One of the things which I will remember 2009 for is that it was the last year in which I shared the planet with JG Ballard, the best writer ever to emerge from the cheap and cheerful ghetto of science fiction, and an influence on me since I first discovered his strange stories lurking among the more traditional rockets-and-rayguns fare in the sci-fi anthologies which I started reading in my early teens.

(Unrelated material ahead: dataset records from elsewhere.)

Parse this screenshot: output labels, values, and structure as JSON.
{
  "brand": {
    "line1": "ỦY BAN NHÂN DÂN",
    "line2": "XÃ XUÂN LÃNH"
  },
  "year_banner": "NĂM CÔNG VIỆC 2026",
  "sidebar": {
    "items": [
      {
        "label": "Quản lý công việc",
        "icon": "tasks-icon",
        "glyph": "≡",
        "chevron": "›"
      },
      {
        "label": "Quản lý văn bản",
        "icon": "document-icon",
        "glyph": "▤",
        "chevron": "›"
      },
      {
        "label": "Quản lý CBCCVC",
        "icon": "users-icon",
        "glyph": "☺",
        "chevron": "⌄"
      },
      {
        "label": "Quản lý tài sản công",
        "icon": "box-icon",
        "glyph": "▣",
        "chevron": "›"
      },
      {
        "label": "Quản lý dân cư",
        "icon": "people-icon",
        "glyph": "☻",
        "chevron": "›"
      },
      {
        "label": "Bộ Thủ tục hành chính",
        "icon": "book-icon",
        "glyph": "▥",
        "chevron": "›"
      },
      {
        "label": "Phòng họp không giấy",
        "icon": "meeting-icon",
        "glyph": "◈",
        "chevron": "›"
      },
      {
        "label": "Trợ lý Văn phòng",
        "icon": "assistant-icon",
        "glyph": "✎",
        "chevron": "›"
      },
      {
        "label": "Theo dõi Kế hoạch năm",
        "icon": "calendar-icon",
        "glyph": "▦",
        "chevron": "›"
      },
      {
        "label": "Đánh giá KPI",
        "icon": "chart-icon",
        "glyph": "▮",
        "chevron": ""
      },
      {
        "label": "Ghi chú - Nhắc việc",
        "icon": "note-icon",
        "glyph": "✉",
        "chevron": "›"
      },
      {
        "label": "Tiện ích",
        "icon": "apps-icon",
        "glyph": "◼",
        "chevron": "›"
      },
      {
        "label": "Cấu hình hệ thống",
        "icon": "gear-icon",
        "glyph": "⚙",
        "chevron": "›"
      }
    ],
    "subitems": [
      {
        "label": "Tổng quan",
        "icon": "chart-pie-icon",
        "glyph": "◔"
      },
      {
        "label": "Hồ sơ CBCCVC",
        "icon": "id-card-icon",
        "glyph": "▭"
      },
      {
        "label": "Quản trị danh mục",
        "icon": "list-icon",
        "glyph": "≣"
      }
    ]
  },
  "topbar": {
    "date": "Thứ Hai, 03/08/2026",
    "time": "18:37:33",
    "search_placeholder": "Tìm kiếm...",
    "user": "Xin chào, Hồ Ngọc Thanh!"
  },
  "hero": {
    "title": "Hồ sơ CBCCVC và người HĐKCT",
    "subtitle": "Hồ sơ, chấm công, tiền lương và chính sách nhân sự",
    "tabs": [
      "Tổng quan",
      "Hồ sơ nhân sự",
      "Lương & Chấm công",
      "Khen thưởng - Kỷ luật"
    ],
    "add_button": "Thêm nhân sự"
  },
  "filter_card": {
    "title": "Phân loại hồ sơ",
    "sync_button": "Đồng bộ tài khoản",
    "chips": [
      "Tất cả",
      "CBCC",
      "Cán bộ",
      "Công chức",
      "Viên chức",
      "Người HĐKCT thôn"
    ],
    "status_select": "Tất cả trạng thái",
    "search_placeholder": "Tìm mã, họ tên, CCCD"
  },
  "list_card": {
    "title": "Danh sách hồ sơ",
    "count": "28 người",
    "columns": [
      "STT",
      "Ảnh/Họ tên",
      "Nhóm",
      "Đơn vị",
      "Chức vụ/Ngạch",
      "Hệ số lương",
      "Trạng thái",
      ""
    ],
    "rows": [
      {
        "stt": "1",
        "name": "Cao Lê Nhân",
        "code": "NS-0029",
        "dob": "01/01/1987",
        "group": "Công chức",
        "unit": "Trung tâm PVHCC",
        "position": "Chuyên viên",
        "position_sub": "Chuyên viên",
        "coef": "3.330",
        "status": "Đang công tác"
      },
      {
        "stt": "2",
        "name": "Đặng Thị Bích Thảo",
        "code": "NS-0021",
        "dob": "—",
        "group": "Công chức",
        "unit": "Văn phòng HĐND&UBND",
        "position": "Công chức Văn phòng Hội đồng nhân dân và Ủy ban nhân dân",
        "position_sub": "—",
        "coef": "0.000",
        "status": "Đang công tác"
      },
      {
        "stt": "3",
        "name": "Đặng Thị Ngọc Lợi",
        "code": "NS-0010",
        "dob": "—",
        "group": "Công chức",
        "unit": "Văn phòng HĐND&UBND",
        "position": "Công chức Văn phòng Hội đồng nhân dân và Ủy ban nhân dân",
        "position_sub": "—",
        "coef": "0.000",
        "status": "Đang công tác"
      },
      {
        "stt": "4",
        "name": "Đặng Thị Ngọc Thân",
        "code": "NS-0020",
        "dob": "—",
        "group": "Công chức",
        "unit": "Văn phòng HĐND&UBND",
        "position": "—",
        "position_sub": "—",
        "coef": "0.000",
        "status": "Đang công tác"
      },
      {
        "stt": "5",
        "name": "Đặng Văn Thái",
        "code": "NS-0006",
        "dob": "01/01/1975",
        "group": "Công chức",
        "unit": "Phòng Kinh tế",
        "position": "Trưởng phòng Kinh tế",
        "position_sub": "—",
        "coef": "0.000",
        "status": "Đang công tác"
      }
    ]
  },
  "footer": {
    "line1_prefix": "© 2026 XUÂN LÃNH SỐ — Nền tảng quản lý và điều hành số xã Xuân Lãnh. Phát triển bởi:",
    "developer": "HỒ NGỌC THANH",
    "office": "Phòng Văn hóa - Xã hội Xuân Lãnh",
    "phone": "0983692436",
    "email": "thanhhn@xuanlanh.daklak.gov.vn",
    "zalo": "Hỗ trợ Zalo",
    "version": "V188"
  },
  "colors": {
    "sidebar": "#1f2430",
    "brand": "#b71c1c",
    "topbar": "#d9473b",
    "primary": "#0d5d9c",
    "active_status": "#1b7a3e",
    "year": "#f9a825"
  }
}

It might seem strange for a children's writer to claim Mr Ballard as an influence. His usual champions are angry young men and avant garde types, who rightly point to the brilliance of his disturbing experimental works like Crash and The Atrocity Exhibition. I certainly couldn't recommend those to the under-18s, but I think that some of his other work, particularly the short stories, has much to offer young readers, many of whom might be as intrigued as I once was to discover that sci-fi can be about more than people running about in corridors while things explode.**

To intelligent readers of 13 or so I'd suggest the Vermillion Sands stories, set in a bone-dry desert beach resort where houses go mad, clothes reflect their wearer's states of mind and airborne sculptors carve the clouds into floating portraits of a deranged movie queen. The Terminal Beach, with it's cut-up structure and strange, dreamlike imagery both baffled and fascinated me as a teenager, and there's an exciting and mischievous novella called 'The Ultimate City' in which a young man living in a peaceful, green and ditchwater-dull future eco-utopia runs away to explore the ruins of one of our cities and starts to recreate the dangerous pleasures of modern consumer society.

Of the novels, I think I'm right in saying that Hello America was originally conceived as a story for young adults.*** And his most famous book, Empire of the Sun, which fictionalises some of his boyhood experiences in a Japanese internment camp, looks unflinchingly at the brutality of war, the fragility of civilisation and the strange resilience of human beings - especially the young.

More than any other writer of the past fifty years, JG Ballard's work has come to define the world in which we live. With the increasing violence and depravity of popular culture, the weird spasms of mass grief at the death of micro-celebrities like Jade Goody, and above all the strange psychological landscapes to which the internet has granted us all access, real life often seems to be playing out much as Mr Ballard imagined in his stories of the '60s and '70s.

But above all, I admire JG Ballard, and would like to raise a parting glass to him, because he wrote things like this:

Kaldren returned to his seat and lay back quietly, his eyes gazing across the lines of exhibits. Half-asleep, periodically he leaned up and adjusted the flow of light through the shutter, thinking to himself, as he would do through the coming months, of Powers and his strange mandala, and of the seven and their journey to the white gardens of the moon, and the blue people who had come from Orion and spoken in poetry to them of ancient beautiful worlds beneath golden suns in the island galaxies, vanished for ever now in the myriad deaths of the cosmos.****

*I was lucky enough to be introduced to Philippa Pearce towards the end of her life, a strange and moving experience for someone who grew up on Tom's Midnight Garden and A Dog So Small.
**I should point out that my own brand of sci fi consists almost entirely of people running about in corridors while things explode. JGB, who was contemptuous of the fantasy end of the sci-fi spectrum, would have had no time for me at all.
***One reason why the characters in my Mortal Engines books have never visited 'the Dead Continent' is that I can't see how this tale of future explorers crossing an abandoned USA could be bettered.
****The passages in italics are the opening and closing sentences of JGB's 1960 short story The Voices of Time.